# Staining a wa-handle?



## TamanegiKin (Jul 19, 2011)

So this may be a silly question but have any of you ever stained a wa-handle? Is there a chance it could damage the knife?


----------



## Marko Tsourkan (Jul 19, 2011)

ho wood doesn't take stain well and has no figure to accentuate. Salty a while back stained his handles black coated them with poly. No, it won't damage your knife.

M


----------



## TamanegiKin (Jul 19, 2011)

I see, thanks for the insight. I was trying to think of a way to get some of the lighter colored Ho wood handles to take on a slightly darker color. I have a mineral oil and beesewax mix that I've used to treat the handles and that darkened them up slightly.


----------



## rulesnut (Jul 19, 2011)

I have had no problem staining ho handles. They will darken, but there is no "grain" to highlight. 

If you just want them darker, then no worries.


----------



## dmccurtis (Jul 19, 2011)

Lately I've been using tung oil on my handles. Two or three coats gives a nice smooth, water-resistant finish, and darkens the wood slightly. It darkens to just a shade or two deeper than the blonde horn ferrules on them. I really like the contrast. Note that you want to get pure tung oil, not polymerized, nor with driers or thinners. Lee Valley sells it: http://www.leevalley.com/us/wood/page.aspx?p=20049&cat=1,190,42942. It smells nicely nutty, too.


----------



## goodchef1 (Jul 19, 2011)

never thought about it, but that sounds like a good idea for my bored states. I might try sanding down one of my crappy handles with a low grit, dye it and coat it with some resin, or wrap it with some carbon fiber. Maybe I might go for that 60's rainbow tie die look. :cool2:


----------



## iceman01 (Jul 20, 2011)

I use a mixture of about 90% pure tung oil and 10% orange oil. The addition of orange oil makes the oil penetrate the wood deeper and also helps speed up drying/polymerizing.
I submerge the handle in a jar filled with the oil mixture for a few days, then I put the knife to dry on the window sill in broad daylight, applying another coating of oil each day, for about 5 days. Then another few days rest in broad daylight and you are done. Afterwards, the handles are water and stain resistant and haven't lost any of their haptic properties.


----------



## Seb (Jul 20, 2011)

+1 for orange oil. I sometimes cut with carnauba and beeswax or just use it neat. Lookee here...

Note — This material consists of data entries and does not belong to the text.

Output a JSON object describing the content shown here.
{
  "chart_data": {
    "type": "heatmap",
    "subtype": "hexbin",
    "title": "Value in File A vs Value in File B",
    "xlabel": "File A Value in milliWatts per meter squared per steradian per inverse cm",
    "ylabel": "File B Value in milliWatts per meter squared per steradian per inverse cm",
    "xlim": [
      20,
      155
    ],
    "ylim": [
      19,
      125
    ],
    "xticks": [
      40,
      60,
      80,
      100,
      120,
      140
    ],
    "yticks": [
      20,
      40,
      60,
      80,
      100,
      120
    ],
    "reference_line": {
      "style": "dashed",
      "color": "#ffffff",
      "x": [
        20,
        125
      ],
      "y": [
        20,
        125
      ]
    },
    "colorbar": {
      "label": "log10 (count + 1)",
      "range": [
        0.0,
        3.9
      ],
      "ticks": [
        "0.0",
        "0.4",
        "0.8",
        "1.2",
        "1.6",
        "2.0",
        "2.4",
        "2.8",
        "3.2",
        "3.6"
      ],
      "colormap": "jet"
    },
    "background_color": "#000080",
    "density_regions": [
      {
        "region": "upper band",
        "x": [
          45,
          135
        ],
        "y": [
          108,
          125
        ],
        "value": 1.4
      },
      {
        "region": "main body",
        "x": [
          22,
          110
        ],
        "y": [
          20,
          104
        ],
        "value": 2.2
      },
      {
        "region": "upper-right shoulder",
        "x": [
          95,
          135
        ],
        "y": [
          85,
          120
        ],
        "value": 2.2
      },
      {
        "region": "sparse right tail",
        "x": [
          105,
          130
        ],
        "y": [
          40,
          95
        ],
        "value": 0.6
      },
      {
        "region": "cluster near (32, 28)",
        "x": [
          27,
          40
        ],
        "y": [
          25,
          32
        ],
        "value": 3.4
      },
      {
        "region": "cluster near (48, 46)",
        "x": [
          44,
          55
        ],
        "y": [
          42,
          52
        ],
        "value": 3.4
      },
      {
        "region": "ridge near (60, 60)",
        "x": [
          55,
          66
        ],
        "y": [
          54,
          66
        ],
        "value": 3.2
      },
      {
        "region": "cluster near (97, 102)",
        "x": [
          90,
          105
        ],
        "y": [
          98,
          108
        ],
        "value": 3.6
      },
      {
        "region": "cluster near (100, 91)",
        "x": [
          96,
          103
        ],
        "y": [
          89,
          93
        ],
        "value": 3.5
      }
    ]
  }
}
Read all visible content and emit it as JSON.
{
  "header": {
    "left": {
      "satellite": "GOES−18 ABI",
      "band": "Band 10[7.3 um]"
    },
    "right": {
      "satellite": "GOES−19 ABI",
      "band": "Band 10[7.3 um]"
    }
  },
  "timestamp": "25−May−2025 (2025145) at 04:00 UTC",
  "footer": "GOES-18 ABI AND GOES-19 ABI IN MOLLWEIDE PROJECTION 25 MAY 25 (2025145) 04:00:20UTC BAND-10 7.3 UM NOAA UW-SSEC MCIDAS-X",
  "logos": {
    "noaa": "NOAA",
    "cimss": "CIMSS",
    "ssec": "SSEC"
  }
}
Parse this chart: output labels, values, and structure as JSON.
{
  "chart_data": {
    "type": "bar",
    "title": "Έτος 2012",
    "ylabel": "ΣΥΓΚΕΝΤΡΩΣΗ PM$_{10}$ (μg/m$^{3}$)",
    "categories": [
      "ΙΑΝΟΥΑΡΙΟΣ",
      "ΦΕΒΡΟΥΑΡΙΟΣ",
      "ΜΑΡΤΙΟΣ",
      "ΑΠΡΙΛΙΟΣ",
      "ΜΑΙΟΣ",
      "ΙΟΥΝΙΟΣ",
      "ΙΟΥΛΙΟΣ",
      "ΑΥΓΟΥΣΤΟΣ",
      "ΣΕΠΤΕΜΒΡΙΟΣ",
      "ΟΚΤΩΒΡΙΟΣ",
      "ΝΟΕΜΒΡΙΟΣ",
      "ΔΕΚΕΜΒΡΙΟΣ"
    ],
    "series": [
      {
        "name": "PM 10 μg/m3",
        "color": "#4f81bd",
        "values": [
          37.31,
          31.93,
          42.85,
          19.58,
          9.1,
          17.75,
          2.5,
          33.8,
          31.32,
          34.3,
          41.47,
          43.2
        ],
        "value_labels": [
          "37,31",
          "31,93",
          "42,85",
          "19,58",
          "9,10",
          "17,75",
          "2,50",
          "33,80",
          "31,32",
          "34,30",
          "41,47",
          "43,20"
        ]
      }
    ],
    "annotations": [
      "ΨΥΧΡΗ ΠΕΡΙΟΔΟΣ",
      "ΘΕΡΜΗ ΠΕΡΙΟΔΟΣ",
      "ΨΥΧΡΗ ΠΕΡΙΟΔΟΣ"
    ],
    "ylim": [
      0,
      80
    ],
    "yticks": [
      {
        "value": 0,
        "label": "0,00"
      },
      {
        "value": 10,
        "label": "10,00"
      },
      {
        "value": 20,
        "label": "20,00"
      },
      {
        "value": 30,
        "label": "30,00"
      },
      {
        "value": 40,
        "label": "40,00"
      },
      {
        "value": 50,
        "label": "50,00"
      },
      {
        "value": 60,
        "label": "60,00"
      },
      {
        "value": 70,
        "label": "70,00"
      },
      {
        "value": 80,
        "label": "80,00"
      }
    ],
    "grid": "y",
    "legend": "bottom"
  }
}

errr... the swarf also helps to stain the wood. :biggrin:


----------



## NO ChoP! (Jul 20, 2011)

Not sure if this is Kosher but, I have actually taken a mini torch and lightly burned ho handles. I then oil it down really well.... darkens the wood, and you can add a controlled pattern, if your good with the torch...don't suggest this if you have plastic ferrule, as it will probably melt.


----------



## iceman01 (Jul 20, 2011)

Seb said:


> errr... the swarf also helps to stain the wood. :biggrin:


 
To prevent staining during sharpening I wrap the handle in fresh wrap when I'm doing more than a touch up.


----------



## Seb (Jul 20, 2011)

iceman01 said:


> To prevent staining during sharpening I wrap the handle in fresh wrap when I'm doing more than a touch up.


 
I've found that rinsing off my left hand before switching hands also works!


----------



## TamanegiKin (Jul 20, 2011)

Picked up some dark walnut stain.
I'll post some pictures of the damage later lol.


----------



## TamanegiKin (Jul 21, 2011)

TamanegiKin said:


> Picked up some dark walnut stain.
> I'll post some pictures of the damage later lol.


 
It darkened slightly.
http://m.flickr.com/photos/[email protected]/5962020581/lightbox/


----------